Support for Intel's LASS

Posted Jan 14, 2023 11:00 UTC (Sat) by matthias (subscriber, #94967) [Link] (2 responses)

Yes, this is not very clear. The data in paragraph 1 is different from the data in paragraph 3. I will sketch how meltdown works as an example.

if (a != 0) {
  if ((*b & 0x1) == 0) {
    load c
  } else {
    load d
  }
}

a is 0, but it is not in the cache and the CPU speculates that a is not 0. As the speculation is mostly statistics, one can enforce this speculation. The pointer b points to non-accessible memory (e.g. kernel memory). Based on the value of *b, either c or d is loaded into the cache. Normally the access to *b would trigger a SEGFAULT, but as a is 0, the CPU detects at some point that this was all just speculation, it ignores the fault and continues as if nothing did happen.
Now one can access c and d, measure the time this takes and conclude which of the two has been loaded into the cache. This gives away one bit from *b.
So speculative execution does affect the cache. After all you can gain the most advantage if the value (c or d) is already on its way to the cache at the point of time when the value of a finally arrives at the CPU.
The data that is not in the cache and whose value is point of speculation is a. The data that discovered is (one bit of) *b, and the data that is loaded into the cache is either c or d. The presence of c or d is used to discover the value of *b.

Support for Intel's LASS

Posted Jan 15, 2023 12:11 UTC (Sun) by ballombe (subscriber, #9523) [Link] (1 responses)

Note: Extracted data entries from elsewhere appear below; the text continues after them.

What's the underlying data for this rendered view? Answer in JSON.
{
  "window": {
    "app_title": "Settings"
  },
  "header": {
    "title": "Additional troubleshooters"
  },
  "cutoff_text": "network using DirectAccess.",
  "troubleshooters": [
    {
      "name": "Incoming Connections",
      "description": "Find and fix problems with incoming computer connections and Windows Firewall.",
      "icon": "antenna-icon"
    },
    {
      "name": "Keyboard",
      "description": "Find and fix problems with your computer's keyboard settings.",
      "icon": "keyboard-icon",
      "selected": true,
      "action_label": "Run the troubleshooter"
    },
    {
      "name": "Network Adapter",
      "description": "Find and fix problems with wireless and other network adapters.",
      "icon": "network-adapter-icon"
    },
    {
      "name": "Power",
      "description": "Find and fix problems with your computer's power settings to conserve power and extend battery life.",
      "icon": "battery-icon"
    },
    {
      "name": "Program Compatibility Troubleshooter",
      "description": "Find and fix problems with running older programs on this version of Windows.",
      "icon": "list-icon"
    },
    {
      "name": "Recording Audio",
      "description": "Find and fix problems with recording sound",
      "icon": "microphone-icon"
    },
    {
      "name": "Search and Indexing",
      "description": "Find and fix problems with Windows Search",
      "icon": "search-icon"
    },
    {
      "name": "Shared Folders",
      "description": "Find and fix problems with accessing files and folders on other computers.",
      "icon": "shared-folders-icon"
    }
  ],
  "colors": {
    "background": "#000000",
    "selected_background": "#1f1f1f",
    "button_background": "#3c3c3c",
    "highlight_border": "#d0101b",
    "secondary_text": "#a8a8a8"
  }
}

Your example require b to be in the cache, yes ?
Then it computes *b, detect the fault, but still continue with load ?

Support for Intel's LASS

Posted Jan 15, 2023 13:06 UTC (Sun) by matthias (subscriber, #94967) [Link]

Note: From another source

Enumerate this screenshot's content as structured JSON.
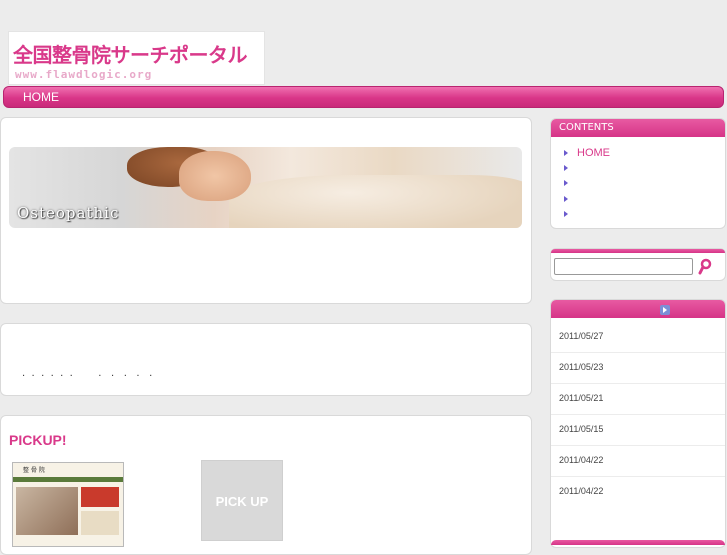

Yes, b and *b should both be in the cache (the pointer and the data pointed to). Then misprediction is only detected after *b is evaluated and the load of c or d is already on its way. If *b would not be in the cache, probably a would arrive before *b and the inner if would never be evaluated. But *b would be loaded and one can just repeat the whole thing with some different a that is not yet in the cache.

Support for Intel's LASS

Posted Jan 14, 2023 9:22 UTC (Sat) by josh (subscriber, #17465) [Link] (1 responses)

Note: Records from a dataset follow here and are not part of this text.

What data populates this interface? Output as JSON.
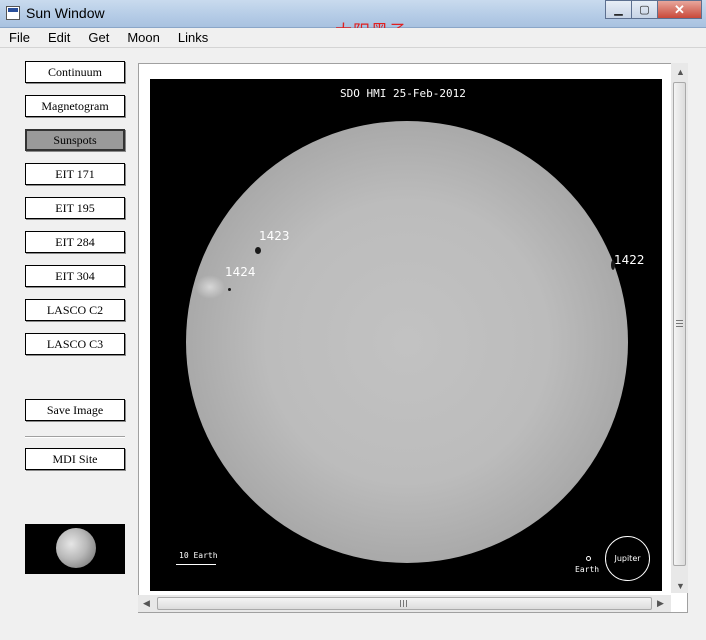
{
  "window": {
    "title": "Sun Window",
    "overlay_text": "太阳黑子",
    "controls": [
      "minimize-icon",
      "maximize-icon",
      "close-icon"
    ]
  },
  "menu": [
    "File",
    "Edit",
    "Get",
    "Moon",
    "Links"
  ],
  "sidebar": {
    "buttons": [
      "Continuum",
      "Magnetogram",
      "Sunspots",
      "EIT 171",
      "EIT 195",
      "EIT 284",
      "EIT 304",
      "LASCO C2",
      "LASCO C3"
    ],
    "active": "Sunspots",
    "save_label": "Save Image",
    "site_label": "MDI Site"
  },
  "image": {
    "caption": "SDO HMI  25-Feb-2012",
    "regions": [
      "1423",
      "1424",
      "1422"
    ],
    "scale_label": "10 Earth",
    "earth_label": "Earth",
    "jupiter_label": "Jupiter"
  },
  "colors": {
    "overlay_text": "#e02020",
    "active_button": "#9a9a9a"
  }
}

One huge benefit of LASS would be if it permitted turning *off* the unmapping of kernel space when in userspace, to improve syscall performance, without losing *as* much in the way of safety.

Support for Intel's LASS

Posted Jan 14, 2023 11:02 UTC (Sat) by matthias (subscriber, #94967) [Link]

I guess that this is meant by the sentence:
> If LASS can allow some of the more expensive Meltdown and Spectre mitigations to be turned off without compromising security, it seems worth having. But, for now, nobody has said publicly which mitigations, if any, are rendered unnecessary by LASS.

Support for Intel's LASS

Posted Jan 17, 2023 17:45 UTC (Tue) by wtarreau (subscriber, #51152) [Link]

I'm wondering why instead of trapping they just don't disable speculation between cross-modes. It would just slightly slow down accesses to the other mode without requiring software support. The vsyscall area would still be accessible without any effort. I suspect they've already thought about it and ditched the idea, but we don't know why.

Support for Intel's LASS

Posted Jan 19, 2023 18:47 UTC (Thu) by anton (subscriber, #25547) [Link]

As described, LASS makes no sense that I can see. It only fixes a part of Meltdown (the vulnerability where programs could extract data from mapped, but PROT_NONEd pages (typically user code reading kernel pages)).

According to Intel, they put in Meltdown fixes in Coffee Lake Refresh in 2018 (AMD never was affected) and of course in later CPUs. Given that all CPUs that get LASS already have the Meltdown fixes, what's the point of LASS?

LASS would also prevent the kernel from accessing the user memory, which AFAIK would be a problem for the kernel; e.g., how does write(2) access the user-mode buffer that the kernel has to read in order to write it to a file.